I am currently trying to work out how to get from the Edgeworth expansion to the Cornish-Fisher expansion. I use van-der-Vaarts "Asymptotics Statistics" and Hall's book on Edgeworth expansions and the bootstrap. Unfortunately neither help much to get the details right (vdVaart p 338).
tldr: Edgeworth expansions can be inverted to get Cornish Fisher expansions - but how?

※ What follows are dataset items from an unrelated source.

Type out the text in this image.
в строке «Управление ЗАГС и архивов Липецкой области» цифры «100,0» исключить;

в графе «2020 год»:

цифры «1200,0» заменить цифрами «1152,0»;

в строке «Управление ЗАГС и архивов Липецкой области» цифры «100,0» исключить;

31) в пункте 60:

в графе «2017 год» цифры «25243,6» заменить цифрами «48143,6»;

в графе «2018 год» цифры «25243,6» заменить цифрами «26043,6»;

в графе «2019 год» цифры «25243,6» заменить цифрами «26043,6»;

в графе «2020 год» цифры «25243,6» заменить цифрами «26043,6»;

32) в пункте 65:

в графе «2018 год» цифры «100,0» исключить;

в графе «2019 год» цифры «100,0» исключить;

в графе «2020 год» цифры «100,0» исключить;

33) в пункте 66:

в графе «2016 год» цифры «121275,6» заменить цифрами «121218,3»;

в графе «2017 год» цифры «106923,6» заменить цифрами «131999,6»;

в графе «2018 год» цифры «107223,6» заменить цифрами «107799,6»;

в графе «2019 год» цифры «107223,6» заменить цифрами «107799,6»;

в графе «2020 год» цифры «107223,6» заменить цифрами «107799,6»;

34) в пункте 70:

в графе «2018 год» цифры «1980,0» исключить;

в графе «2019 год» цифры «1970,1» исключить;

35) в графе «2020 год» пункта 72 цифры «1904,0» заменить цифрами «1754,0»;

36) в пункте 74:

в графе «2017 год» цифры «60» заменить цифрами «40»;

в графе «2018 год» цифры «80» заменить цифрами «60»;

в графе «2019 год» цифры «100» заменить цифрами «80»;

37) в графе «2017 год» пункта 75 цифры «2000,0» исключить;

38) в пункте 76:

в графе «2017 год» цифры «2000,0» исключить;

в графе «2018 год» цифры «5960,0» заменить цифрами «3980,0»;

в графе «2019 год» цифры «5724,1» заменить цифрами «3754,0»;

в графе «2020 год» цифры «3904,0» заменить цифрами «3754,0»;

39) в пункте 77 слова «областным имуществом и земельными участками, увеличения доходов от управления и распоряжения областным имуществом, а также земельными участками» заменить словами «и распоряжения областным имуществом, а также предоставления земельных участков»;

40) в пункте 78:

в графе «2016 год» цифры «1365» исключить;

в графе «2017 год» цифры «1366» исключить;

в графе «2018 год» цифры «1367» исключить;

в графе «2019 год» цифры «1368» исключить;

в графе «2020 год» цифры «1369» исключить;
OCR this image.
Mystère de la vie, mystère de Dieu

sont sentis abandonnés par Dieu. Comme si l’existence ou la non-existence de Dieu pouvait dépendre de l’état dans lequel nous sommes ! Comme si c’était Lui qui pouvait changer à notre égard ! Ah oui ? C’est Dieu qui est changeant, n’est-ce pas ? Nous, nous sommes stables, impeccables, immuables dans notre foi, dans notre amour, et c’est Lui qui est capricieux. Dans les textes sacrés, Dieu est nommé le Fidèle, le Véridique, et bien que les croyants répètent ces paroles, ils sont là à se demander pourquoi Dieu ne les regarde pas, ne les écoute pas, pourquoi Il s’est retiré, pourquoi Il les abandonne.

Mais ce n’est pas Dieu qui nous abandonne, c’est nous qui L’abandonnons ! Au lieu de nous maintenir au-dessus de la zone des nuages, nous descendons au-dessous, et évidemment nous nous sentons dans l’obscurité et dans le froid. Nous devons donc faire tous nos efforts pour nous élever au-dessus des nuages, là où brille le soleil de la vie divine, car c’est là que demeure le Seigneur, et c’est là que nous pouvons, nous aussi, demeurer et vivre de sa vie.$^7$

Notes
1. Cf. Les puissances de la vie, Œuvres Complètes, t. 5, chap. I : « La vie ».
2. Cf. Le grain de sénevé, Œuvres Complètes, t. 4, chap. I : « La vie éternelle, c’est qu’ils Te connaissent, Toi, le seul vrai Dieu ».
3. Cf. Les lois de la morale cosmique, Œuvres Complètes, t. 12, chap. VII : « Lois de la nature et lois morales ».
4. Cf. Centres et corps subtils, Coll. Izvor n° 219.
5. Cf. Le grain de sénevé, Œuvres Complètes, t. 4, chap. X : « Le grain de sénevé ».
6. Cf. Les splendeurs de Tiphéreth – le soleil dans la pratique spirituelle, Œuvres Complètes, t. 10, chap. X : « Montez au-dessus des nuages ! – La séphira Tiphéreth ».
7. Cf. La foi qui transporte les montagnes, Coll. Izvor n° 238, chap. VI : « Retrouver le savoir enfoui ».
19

The paragraph im having trouble with is the following
Let $\Phi, \phi$ be the normal cdf, pdf, $p_1$ a polynomial, $z_\alpha, \hat{\xi}_{n,\alpha}$ the normal and bootstrap upper $\alpha$ Quantiles.
The book states that
$$ 1-\alpha = \Phi(\hat{\xi}_{n,\alpha})+\frac{p_1(\hat{\xi}_{n,\alpha}\mid\hat{P}_n)\phi(\hat{\xi}_{n,\alpha})}{\sqrt n} + O_P(n^{-1}) $$
can be somehow inverted to obtain
$$ \hat{\xi}_{n,\alpha}=z_\alpha-\frac{p_1(z\alpha \mid P)}{\sqrt n}+ O_P(n^{-1}) $$
apparently by Taylor expanding $\Phi, \phi$ and $p_1$ around $z_\alpha$
I guess it all makes sense and I can accept that it is possible, but I'd like to see formal justification.